A SARS-CoV-2 Spike Ferritin Nanoparticle Vaccine Is Protective and Promotes a Strong Immunological Response in the Cynomolgus Macaque Coronavirus Disease 2019 (COVID-19) Model.

The COVID-19 pandemic has had a staggering impact on social, economic, and public health systems worldwide. Vaccine development and mobilization against SARS-CoV-2 (the etiologic agent of COVID-19) has been rapid. However, novel strategies are still necessary to slow the pandemic, and this includes new approaches to vaccine development and/or delivery that will improve vaccination compliance and demonstrate efficacy against emerging variants. Here, we report on the immunogenicity and efficacy of a SARS-CoV-2 vaccine comprising stabilized, pre-fusion spike protein trimers displayed on a ferritin nanoparticle (SpFN) adjuvanted with either conventional aluminum hydroxide or the Army Liposomal Formulation QS-21 (ALFQ) in a cynomolgus macaque COVID-19 model.

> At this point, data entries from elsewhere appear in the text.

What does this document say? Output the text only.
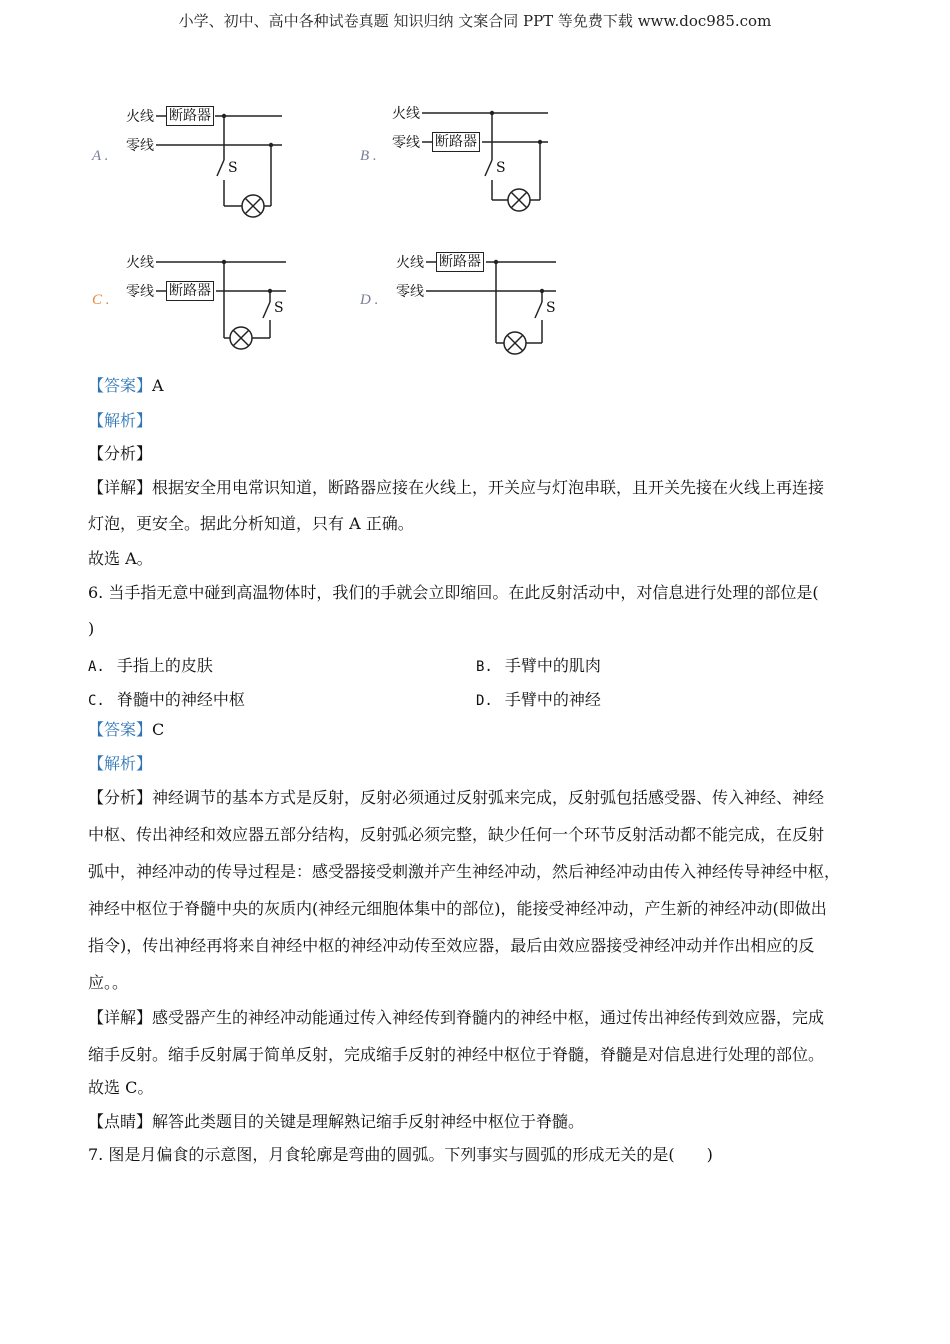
小学、初中、高中各种试卷真题 知识归纳 文案合同 PPT 等免费下载 www.doc985.com
A .
火线
零线
断路器
S
B .
火线
零线 断路器
S
C .
火线
零线 断路器
S	D .
火线
零线
断路器
S
【答案】A
【解析】
【分析】
【详解】根据安全用电常识知道，断路器应接在火线上，开关应与灯泡串联，且开关先接在火线上再连接
灯泡，更安全。据此分析知道，只有 A 正确。
故选 A。
6. 当手指无意中碰到高温物体时，我们的手就会立即缩回。在此反射活动中，对信息进行处理的部位是(
)
A. 手指上的皮肤	B. 手臂中的肌肉
C. 脊髓中的神经中枢	D. 手臂中的神经
【答案】C
【解析】
【分析】神经调节的基本方式是反射，反射必须通过反射弧来完成，反射弧包括感受器、传入神经、神经
中枢、传出神经和效应器五部分结构，反射弧必须完整，缺少任何一个环节反射活动都不能完成，在反射
弧中，神经冲动的传导过程是：感受器接受刺激并产生神经冲动，然后神经冲动由传入神经传导神经中枢，
神经中枢位于脊髓中央的灰质内(神经元细胞体集中的部位)，能接受神经冲动，产生新的神经冲动(即做出
指令)，传出神经再将来自神经中枢的神经冲动传至效应器，最后由效应器接受神经冲动并作出相应的反
应。。
【详解】感受器产生的神经冲动能通过传入神经传到脊髓内的神经中枢，通过传出神经传到效应器，完成
缩手反射。缩手反射属于简单反射，完成缩手反射的神经中枢位于脊髓，脊髓是对信息进行处理的部位。
故选 C。
【点睛】解答此类题目的关键是理解熟记缩手反射神经中枢位于脊髓。
7. 图是月偏食的示意图，月食轮廓是弯曲的圆弧。下列事实与圆弧的形成无关的是(　　)
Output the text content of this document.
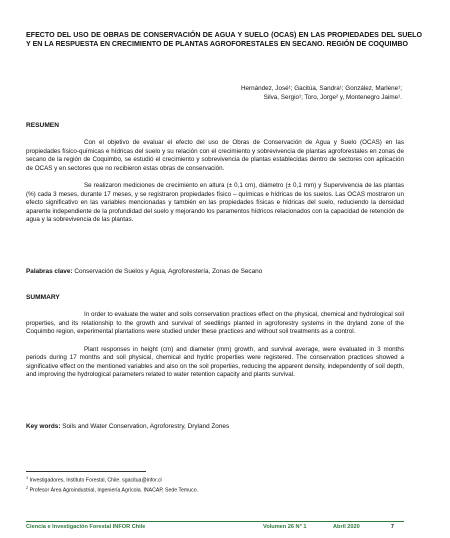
EFECTO DEL USO DE OBRAS DE CONSERVACIÓN DE AGUA Y SUELO (OCAS) EN LAS PROPIEDADES DEL SUELO Y EN LA RESPUESTA EN CRECIMIENTO DE PLANTAS AGROFORESTALES EN SECANO. REGIÓN DE COQUIMBO
Hernández, José¹; Gacitúa, Sandra¹; González, Marlene¹;
Silva, Sergio¹; Toro, Jorge² y, Montenegro Jaime¹.
RESUMEN

Con el objetivo de evaluar el efecto del uso de Obras de Conservación de Agua y Suelo (OCAS) en las propiedades físico-químicas e hídricas del suelo y su relación con el crecimiento y sobrevivencia de plantas agroforestales en zonas de secano de la región de Coquimbo, se estudió el crecimiento y sobrevivencia de plantas establecidas dentro de sectores con aplicación de OCAS y en sectores que no recibieron estas obras de conservación.

Se realizaron mediciones de crecimiento en altura (± 0,1 cm), diámetro (± 0,1 mm) y Supervivencia de las plantas (%) cada 3 meses, durante 17 meses, y se registraron propiedades físico – químicas e hídricas de los suelos. Las OCAS mostraron un efecto significativo en las variables mencionadas y también en las propiedades físicas e hídricas del suelo, reduciendo la densidad aparente independiente de la profundidad del suelo y mejorando los paramentos hídricos relacionados con la capacidad de retención de agua y la sobrevivencia de las plantas.

Palabras clave: Conservación de Suelos y Agua, Agroforestería, Zonas de Secano
SUMMARY

In order to evaluate the water and soils conservation practices effect on the physical, chemical and hydrological soil properties, and its relationship to the growth and survival of seedlings planted in agroforestry systems in the dryland zone of the Coquimbo region, experimental plantations were studied under these practices and without soil treatments as a control.

Plant responses in height (cm) and diameter (mm) growth, and survival average, were evaluated in 3 months periods during 17 months and soil physical, chemical and hydric properties were registered. The conservation practices showed a significative effect on the mentioned variables and also on the soil properties, reducing the apparent density, independently of soil depth, and improving the hydrological parameters related to water retention capacity and plants survival.

Key words: Soils and Water Conservation, Agroforestry, Dryland Zones
$^1$ Investigadores, Instituto Forestal, Chile. sgacitua@infor.cl
$^2$ Profesor Área Agroindustrial, Ingeniería Agrícola. INACAP, Sede Temuco.
Ciencia e Investigación Forestal INFOR Chile	Volumen 26 N° 1	Abril 2020	7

Vaccination resulted in robust cell-mediated and humoral responses and a significant reduction in lung lesions following SARS-CoV-2 infection. The strength of the immune response suggests that dose sparing through reduced or single dosing in primates may be possible with this vaccine. Overall, the data support further evaluation of SpFN as a SARS-CoV-2 protein-based vaccine candidate with attention to fractional dosing and schedule optimization.